I might be wrong, but maybe you won't mind explaining it again?
thanks.
The range of p values that correspond with the top part of the graph that is above the x-axis is 0 < p < 4.
Check your sketch graph, the graph is an " inverted U" graph, not a "U" graph.
I can retire :D
Good good :D
Discriminant is more than or equal to 0
16 +16p + 4p² - 16 - 8p² ≥ 0
16p - 4p² ≥ 0
4p(4-p) ≥ 0
4p ≥ 0 and 4-p ≥ 0
p ≥ 0 -p ≥ -4
p ≥ 0 p ≤ 4 (Inequalities Rule: [ -x ≥ -y = x ≤ y ] Thus, -p ≥ -4 = p ≤ 4)
thus, 0 ≤ p ≤ 4 #
Looks like ur fren is rite :D. Hope this helped....
<EDIT>
Mikethm ask me to replace "or" with "and" :P... Thanks lol
Originally posted by Ajimal:Discriminant is more than or equal to 0
16 +16p + 4p² - 16 - 8p² ≥ 0
16p - 4p² ≥ 0
4p(4-p) ≥ 0
4p ≥ 0 or 4-p ≥ 0
p ≥ 0 -p ≥ -4
p ≥ 0 p ≤ 4 (Inequalities Rule: [ -x ≥ -y = x ≤ y ] Thus, -p ≥ -4 = p ≤ 4)
thus, 0 ≤ p ≤ 4 #
Looks like ur fren is rite :D. Hope this helped....
I believe your presentation and logic are wrong.
At step 4, you made the statement that
4p ≥ 0 or 4-p ≥ 0
Logically it imply that (at step 6)
p ≥ 0 or p ≤ 4
If p can be greater than zero OR less than 4. It imply that ONLY 1 condition need be satisfied. Meaning your next statement SHOULD be "all real values of p".
In addition, you neglected that if
both 4p≤0 and 4-p ≤0
Then 4p(4-p) ≥ 0 since -ve multiplied with -ve is +ve.
Thus to avoid such tedious thinking... please stick to critical region testing method or graphical method. If you should be planning to do your A levels, the graphical method is better as it train you to read solutions from a graph which is an essential skill at A level.
huh? so do u mean i should replace the "or" with "and" ? U could juz ask to replace "or" with "and" ..... Make life simple my fren :D ... Thanks for detailed explanations anyways...
Originally posted by Ajimal:huh? so do u mean i should replace the "or" with "and" ? U could juz ask to replace "or" with "and" ..... Make life simple my fren :D ... Thanks for detailed explanations anyways...
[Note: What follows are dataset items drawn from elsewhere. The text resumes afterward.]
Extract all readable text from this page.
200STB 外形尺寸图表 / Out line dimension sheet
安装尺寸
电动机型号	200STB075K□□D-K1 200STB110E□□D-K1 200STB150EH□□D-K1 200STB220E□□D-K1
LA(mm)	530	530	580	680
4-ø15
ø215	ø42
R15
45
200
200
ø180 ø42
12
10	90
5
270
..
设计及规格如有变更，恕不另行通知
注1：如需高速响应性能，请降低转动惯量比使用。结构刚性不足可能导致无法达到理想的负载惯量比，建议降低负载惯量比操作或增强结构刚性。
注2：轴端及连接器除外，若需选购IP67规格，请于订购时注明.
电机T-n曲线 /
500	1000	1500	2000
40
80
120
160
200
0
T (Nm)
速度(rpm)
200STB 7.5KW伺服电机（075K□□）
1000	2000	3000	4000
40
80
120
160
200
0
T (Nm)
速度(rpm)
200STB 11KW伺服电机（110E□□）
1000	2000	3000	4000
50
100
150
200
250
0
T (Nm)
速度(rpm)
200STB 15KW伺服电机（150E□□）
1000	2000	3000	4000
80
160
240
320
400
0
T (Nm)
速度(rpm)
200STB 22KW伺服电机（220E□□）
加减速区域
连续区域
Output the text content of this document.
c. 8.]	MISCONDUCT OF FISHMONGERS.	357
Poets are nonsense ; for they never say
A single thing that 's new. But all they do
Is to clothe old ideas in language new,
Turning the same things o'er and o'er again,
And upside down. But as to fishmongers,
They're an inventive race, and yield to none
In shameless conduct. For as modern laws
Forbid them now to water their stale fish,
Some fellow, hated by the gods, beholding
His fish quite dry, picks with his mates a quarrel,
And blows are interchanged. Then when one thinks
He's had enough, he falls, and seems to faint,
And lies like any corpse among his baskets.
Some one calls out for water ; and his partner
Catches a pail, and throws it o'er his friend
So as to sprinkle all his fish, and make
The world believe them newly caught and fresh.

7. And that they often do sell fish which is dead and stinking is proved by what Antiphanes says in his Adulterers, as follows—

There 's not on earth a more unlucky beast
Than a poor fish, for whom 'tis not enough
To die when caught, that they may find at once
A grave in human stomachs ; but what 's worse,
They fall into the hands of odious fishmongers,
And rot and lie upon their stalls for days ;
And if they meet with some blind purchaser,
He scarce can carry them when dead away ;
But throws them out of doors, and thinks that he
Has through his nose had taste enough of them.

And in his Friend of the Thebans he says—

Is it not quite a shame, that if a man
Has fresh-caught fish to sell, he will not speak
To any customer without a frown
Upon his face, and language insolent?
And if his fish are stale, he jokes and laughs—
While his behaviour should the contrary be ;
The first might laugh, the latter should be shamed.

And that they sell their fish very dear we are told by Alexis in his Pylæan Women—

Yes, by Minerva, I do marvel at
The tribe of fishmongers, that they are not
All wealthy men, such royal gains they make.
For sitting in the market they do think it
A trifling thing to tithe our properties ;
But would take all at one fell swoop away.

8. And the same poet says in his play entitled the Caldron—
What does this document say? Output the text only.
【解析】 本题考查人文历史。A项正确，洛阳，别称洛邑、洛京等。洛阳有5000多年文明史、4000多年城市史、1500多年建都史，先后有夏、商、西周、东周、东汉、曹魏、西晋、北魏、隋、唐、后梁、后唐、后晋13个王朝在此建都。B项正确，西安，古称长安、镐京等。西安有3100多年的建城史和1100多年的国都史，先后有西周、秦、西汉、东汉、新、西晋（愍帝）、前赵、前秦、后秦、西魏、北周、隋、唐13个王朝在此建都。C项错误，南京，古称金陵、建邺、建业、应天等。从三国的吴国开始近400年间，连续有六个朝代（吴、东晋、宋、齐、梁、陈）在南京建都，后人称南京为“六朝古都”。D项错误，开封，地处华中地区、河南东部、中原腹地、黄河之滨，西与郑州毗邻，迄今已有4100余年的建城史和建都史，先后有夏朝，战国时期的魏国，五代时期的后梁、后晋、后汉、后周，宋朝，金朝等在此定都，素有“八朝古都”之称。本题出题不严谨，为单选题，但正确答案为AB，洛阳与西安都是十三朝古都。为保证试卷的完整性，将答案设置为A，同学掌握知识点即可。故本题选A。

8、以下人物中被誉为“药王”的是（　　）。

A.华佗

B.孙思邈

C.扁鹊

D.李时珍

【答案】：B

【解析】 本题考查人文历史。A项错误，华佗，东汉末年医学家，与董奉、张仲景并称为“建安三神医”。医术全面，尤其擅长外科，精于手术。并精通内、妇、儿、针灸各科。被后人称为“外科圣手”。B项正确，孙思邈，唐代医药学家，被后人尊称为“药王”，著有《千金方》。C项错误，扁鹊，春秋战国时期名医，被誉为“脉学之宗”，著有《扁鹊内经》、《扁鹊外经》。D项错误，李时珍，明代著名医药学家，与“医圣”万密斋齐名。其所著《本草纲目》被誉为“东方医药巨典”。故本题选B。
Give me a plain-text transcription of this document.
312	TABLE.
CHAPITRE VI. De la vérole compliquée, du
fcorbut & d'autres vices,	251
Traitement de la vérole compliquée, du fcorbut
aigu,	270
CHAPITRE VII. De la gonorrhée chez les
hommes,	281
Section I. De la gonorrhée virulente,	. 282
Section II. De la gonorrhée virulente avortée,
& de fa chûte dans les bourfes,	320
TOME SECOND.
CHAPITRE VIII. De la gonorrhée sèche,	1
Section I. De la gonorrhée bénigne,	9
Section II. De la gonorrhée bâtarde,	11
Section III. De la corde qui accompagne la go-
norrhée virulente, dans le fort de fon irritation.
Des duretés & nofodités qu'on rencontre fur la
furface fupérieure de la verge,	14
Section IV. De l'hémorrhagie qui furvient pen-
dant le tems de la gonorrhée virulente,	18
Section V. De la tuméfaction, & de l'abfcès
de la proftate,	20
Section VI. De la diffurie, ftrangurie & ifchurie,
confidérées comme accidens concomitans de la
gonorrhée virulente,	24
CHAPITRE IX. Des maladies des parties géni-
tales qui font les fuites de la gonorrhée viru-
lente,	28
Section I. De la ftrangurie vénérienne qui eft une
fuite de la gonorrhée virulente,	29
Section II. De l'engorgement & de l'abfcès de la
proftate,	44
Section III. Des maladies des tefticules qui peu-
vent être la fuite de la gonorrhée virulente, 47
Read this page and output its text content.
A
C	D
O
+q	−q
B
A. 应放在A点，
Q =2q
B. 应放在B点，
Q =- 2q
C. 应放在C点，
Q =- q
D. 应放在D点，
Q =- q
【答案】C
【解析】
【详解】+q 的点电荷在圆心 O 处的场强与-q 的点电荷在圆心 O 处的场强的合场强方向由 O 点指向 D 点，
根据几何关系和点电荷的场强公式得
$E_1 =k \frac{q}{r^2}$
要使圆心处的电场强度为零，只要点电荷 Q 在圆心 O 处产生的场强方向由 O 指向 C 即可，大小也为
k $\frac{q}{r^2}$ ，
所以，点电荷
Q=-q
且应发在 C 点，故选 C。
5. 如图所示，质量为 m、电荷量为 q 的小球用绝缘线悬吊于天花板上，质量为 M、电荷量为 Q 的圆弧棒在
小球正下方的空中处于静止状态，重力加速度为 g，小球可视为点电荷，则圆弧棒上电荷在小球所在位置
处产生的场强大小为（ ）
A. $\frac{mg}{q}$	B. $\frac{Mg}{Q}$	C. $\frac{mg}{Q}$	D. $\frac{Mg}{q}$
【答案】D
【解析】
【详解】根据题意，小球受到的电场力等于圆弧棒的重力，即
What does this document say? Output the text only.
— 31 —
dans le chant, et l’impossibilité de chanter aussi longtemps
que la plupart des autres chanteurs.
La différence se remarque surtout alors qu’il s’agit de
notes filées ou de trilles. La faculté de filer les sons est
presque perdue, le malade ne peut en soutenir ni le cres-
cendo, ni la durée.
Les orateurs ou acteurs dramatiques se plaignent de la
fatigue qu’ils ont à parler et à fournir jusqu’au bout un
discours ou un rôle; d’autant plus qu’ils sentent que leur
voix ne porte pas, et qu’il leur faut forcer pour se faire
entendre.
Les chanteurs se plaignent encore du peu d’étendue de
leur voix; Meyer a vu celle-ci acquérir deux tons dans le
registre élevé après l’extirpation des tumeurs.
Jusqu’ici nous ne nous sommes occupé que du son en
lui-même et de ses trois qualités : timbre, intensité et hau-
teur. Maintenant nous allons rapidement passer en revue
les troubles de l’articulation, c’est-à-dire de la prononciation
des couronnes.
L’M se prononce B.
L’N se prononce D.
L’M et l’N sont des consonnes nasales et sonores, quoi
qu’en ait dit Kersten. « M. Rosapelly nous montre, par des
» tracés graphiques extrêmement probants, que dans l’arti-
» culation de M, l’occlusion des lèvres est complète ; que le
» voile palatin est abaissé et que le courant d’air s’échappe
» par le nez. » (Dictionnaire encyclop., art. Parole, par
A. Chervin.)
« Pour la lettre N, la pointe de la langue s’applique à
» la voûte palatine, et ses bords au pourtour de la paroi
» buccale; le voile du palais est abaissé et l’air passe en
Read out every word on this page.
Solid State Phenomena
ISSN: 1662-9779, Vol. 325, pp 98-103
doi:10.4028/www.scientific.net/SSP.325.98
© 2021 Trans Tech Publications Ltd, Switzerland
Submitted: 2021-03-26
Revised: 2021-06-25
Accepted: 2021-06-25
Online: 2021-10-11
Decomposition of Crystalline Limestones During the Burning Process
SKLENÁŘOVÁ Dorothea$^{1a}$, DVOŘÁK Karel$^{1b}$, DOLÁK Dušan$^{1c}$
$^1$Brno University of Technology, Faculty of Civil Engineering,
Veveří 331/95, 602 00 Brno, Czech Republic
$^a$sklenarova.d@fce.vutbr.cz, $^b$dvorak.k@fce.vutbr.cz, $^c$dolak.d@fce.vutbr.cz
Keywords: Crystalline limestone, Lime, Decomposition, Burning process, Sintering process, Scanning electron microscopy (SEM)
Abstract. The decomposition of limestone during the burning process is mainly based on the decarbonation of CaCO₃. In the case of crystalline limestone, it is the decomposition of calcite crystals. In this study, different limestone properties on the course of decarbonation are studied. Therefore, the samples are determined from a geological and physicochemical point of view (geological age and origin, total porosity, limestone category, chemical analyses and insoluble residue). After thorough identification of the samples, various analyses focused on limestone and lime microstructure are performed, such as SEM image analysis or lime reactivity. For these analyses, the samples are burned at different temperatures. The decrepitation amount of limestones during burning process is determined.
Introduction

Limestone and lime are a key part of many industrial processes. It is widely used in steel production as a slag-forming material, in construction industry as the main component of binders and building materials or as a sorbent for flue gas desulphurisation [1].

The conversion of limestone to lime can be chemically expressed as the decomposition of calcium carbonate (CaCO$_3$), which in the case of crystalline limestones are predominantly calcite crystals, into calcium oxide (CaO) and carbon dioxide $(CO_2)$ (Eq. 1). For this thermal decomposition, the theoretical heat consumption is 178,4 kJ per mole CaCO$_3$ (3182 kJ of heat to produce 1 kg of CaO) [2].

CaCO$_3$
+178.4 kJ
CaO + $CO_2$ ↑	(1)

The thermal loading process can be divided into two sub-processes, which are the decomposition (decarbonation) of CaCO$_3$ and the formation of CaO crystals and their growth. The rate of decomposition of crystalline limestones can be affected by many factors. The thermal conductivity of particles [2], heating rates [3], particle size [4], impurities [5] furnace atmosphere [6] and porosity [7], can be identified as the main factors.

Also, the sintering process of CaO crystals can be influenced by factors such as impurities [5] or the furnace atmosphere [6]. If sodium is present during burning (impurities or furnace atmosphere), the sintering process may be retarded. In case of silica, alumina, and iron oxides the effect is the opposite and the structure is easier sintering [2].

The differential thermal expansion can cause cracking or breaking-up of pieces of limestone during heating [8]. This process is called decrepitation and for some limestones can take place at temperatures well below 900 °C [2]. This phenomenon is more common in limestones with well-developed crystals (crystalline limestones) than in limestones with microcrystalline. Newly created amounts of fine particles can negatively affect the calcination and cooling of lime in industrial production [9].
No, I just explaining that your working is wrong even if your answer is correct. To make life simple... don't write down the inequalities separately( aka step 4) as your reasoning is flawed. Draw a curve and derive the solution from the curve.
You should write
line 1/2/3
Followed by graph
Followed by solution(s) immediately.
Line (4) is the most common mistake students make in this topic.